Final Word from Monday, September 2, 2019



When Gov. Jiří Rusnok spoke in Aug. 2018 of a "currency shock," the crown had weakened to as low as Kč 26.10 to the euro, which represented a depreciation off the high for the year of about 3%. We wrote at the time that this hardly constituted a "currency shock" and that Rusnok was exaggerating the issue as part of his effort to revalue the crown through interest-rate hikes. Rusnok used the situation at the time to justify a 25-basis-point increase in the CNB's key interest rate, to 1.25%, and he predicted that the higher interest-rate differential with the eurozone would push the crown beyond Kč 25/euro by the beginning of 2019. One year later, the crown is instead close to crossing the Kč 26/euro barrier. Despite a near-doubling of the interest-rate differential with the eurozone, the crown is approaching a post-devaluation record low. And the global trend is toward lower interest rates, which spells double trouble for the crown.
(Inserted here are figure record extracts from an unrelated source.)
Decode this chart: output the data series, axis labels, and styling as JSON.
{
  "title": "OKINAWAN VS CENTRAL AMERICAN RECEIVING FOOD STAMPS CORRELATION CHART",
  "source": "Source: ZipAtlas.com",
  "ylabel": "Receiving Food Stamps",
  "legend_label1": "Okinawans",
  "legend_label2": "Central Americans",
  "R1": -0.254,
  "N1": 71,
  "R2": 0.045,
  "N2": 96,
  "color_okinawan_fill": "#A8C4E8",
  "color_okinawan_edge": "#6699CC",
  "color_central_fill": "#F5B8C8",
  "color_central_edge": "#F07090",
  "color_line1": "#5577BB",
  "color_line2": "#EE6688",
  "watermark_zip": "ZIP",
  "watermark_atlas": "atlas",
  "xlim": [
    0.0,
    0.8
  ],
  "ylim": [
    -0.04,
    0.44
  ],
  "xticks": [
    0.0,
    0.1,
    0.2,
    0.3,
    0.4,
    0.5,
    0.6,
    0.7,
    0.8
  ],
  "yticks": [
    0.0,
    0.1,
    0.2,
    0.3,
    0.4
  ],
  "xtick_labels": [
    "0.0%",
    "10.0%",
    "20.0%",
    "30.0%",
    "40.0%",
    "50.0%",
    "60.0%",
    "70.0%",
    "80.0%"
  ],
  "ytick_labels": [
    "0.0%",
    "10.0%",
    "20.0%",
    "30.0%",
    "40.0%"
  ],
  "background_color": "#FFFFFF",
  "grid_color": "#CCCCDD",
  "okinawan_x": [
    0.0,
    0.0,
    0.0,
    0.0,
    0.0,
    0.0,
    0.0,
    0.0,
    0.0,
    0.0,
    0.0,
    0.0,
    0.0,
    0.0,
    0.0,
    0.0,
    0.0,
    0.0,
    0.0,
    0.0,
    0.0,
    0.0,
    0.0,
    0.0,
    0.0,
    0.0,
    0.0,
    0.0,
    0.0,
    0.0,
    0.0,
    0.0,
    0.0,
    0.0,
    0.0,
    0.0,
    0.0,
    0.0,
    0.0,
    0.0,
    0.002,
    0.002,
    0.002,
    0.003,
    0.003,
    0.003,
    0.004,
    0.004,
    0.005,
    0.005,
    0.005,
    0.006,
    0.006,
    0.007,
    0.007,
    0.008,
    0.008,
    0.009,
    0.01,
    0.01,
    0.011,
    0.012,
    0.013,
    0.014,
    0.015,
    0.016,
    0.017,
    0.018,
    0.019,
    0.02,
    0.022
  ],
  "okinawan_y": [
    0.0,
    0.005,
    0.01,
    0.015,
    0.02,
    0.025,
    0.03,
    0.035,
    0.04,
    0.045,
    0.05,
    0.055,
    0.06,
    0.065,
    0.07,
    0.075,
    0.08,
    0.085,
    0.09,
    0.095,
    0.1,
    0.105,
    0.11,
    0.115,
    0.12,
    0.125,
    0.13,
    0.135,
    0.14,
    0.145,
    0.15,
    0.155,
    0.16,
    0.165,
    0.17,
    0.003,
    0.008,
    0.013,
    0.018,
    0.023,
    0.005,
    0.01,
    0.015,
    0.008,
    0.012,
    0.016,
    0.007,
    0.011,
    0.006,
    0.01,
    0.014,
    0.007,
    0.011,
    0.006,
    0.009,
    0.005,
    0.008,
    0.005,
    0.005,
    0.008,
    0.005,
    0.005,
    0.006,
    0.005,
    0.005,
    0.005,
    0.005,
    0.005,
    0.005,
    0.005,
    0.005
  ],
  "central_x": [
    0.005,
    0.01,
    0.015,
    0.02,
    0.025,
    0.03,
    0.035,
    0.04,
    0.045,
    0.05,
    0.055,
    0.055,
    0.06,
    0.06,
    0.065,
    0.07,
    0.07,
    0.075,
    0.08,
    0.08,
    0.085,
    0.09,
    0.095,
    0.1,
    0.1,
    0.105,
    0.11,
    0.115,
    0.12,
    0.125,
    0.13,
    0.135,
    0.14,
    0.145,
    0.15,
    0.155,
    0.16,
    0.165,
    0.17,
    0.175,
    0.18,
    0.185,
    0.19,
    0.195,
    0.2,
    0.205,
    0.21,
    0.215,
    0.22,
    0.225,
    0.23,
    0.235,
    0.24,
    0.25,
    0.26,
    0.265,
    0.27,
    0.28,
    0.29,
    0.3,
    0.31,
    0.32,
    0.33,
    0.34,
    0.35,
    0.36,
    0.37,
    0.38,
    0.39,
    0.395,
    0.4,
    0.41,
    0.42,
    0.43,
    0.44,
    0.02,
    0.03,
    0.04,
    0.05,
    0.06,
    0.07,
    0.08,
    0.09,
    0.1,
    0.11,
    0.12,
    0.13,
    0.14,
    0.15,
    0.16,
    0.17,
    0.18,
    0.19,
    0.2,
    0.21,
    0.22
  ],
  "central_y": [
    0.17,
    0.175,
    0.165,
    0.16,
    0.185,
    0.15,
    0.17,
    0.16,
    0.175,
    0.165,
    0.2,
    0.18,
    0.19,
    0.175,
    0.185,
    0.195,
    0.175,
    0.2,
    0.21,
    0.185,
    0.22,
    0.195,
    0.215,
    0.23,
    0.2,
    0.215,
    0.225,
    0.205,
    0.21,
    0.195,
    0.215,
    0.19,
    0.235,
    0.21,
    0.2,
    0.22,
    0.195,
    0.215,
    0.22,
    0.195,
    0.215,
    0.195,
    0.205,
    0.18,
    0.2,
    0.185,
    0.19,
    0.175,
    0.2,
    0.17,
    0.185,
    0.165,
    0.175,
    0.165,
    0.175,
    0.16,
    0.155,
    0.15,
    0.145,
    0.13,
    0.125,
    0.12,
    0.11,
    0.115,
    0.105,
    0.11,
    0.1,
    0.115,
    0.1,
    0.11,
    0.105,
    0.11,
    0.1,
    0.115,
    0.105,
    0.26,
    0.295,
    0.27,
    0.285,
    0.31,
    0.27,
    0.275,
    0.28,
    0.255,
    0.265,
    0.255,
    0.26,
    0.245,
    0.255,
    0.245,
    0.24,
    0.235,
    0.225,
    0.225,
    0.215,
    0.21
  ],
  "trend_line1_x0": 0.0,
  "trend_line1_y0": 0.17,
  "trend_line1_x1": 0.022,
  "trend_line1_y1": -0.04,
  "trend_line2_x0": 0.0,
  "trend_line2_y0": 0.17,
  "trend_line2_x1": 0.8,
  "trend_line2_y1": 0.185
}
A real "currency shock" could now be on the horizon. [ Czech Republic Great Devaluation VDČK Czech National Bank ECB European Central Bank ]

Glossary of difficult words


to revalue - to increase the value of (a currency) in relation to other currencies;

hike - a sharp increase, esp. in price or cost;

basis point - one hundredth of one percentage point (used chiefly in expressing differences of interest rates);

interest-rate differential - the gap in interest rates between two similar interest-bearing assets;

double trouble - twice the usual amount of difficulty (in this case, not only a weaker crown, but also lower interest rates, which discourage purchases of crowns).